魔法陣――長命なエルフしか習得できないような強力な魔法が行使される際に、それは現れると聞く。
「『ドミネイト・モンスター』。
『そう力むな。』痛めつける気は毛頭ない。
まずは、そうだな。
『武器を置いて、立ち上がりたまえ。
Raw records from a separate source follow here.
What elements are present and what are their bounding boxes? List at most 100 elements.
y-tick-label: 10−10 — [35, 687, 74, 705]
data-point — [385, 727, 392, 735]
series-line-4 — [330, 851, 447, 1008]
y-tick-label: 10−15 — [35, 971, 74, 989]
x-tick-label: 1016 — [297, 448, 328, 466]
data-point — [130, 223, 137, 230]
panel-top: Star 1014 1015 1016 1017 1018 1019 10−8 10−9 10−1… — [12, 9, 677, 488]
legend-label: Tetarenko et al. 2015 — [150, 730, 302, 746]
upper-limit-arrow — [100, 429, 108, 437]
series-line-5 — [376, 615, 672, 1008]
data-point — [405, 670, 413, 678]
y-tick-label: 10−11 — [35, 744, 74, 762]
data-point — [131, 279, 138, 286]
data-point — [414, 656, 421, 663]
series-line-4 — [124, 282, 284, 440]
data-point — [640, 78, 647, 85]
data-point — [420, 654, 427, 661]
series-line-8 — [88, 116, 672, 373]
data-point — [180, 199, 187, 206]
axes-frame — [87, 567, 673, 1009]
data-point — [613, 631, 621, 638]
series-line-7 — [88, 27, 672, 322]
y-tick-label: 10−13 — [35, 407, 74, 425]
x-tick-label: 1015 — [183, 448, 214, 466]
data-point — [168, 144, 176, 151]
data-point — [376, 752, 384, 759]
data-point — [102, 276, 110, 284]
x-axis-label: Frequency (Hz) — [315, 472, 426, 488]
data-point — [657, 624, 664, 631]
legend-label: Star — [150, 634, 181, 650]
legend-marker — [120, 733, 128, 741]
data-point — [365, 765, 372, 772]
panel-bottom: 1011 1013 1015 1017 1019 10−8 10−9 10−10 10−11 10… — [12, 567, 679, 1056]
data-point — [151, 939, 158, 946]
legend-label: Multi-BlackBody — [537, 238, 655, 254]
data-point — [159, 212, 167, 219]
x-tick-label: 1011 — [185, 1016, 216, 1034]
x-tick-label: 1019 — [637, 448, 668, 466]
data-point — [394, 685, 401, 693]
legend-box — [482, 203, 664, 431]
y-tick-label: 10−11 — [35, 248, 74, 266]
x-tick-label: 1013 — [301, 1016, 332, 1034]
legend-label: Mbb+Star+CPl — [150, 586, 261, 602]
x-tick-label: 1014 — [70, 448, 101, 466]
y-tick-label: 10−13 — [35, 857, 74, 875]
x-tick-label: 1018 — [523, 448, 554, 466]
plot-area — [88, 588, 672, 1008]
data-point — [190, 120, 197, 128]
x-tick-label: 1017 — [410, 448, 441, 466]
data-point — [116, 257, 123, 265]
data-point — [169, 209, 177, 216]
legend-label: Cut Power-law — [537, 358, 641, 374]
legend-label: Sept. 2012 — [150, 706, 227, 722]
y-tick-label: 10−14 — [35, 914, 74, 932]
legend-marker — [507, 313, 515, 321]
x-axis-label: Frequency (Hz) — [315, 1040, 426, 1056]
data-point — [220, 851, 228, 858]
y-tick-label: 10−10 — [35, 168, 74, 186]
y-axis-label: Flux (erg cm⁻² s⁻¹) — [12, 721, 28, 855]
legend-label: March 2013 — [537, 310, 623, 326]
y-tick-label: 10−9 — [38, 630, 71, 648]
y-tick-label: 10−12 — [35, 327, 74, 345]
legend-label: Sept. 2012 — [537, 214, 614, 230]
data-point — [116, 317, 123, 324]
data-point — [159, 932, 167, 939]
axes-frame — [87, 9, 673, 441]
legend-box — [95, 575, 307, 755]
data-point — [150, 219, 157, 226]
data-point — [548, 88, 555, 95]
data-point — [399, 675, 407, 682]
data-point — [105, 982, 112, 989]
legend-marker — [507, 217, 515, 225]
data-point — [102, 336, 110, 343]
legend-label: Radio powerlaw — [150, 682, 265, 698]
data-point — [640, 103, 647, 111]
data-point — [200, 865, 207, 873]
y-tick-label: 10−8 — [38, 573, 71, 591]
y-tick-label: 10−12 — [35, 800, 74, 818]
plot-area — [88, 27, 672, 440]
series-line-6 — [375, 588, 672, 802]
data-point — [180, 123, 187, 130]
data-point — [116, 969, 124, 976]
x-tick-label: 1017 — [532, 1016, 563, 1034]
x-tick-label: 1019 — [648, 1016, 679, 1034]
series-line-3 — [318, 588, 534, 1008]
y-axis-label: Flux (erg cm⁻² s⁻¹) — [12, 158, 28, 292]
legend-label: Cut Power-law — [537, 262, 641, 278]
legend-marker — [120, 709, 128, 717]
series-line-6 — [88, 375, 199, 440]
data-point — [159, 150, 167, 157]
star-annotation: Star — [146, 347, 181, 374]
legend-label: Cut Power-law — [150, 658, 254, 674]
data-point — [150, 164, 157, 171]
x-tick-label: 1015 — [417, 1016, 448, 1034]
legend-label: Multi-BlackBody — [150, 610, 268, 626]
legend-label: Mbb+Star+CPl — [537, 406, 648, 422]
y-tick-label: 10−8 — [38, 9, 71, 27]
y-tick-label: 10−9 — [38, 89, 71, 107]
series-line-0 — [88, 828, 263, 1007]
』」
『ドミネイト・モンスター』?
軍を率いる地位にある者として、ガノは魔法に関する知識を相当に持っている。
それでも、それは聞き覚えの無い魔法であった。
ガノは、剣を手放して立ち上がる。
先ほどまで相対していたキティンの姿が眼に入った。
いつのまにか斧槍を地面に突き立て、魔王を、何か汚いものを見るかの様に睨みつけている。
すぐに殺されると言う事はなさそうだ。
ならば、少しでも魔王から情報を聞き出さなければ。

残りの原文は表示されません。